The Kupe gas and oil field off the south Taranaki coast now provides the highest revenue - $66.3 million - while the Tui field provided $40.1 million. In July, Tui field partners announced a likely reduction in Tui reserves to between 40 million and 42 million barrels of oil, down from the 50.5 million previously estimated.

NZOG said its most advanced opportunity lay in a permit in the southern offshore Taranaki basin, where it was looking to drill this summer.

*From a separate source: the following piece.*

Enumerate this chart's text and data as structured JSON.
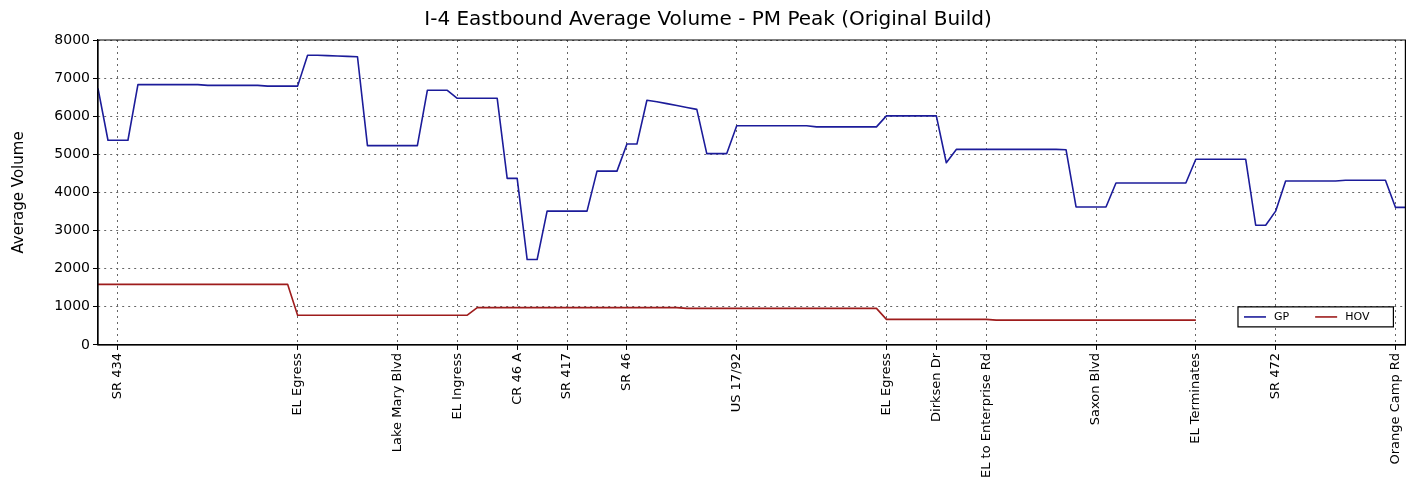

The Kakapo area was previously known as Kaupokonui, where estimates of mean prospective resources in excess of 200 million barrels of oil have been identified.

Australian listed resource company Raisama has joined the licence as a 10 per cent partner and will meet 20 per cent of the cost, subject to a cap, of the first well, with other companies reviewing detailed data as NZOG looks for an additional joint venture partner, according to Salisbury.

The drill or drop commitment deadline for the permit has been extended to January next year, but NZOG is keen to drill this summer if a suitable rig can be found.

During the year prices NZOG got for oil increased by 31 per cent in US dollars but because of the strong Kiwi dollar this reduced to 19 per cent better returns per barrel.

$8M DIVIDEND NICE SURPRISE

New Zealand Oil and Gas has surprised the market by paying a dividend for the past year.

The company will pay a fully imputed dividend of 2c per share. Following the Pike River Coal disaster, NZOG's board said in February there would be no dividend for the 2011 financial year.

However, since the start of the year its two Taranaki oil and gas fields have been providing steady cash flow.

Because of this performance the board had decided to pay the dividend which will cost around $8 million.

NZOG shares closed steady at 62c yesterday.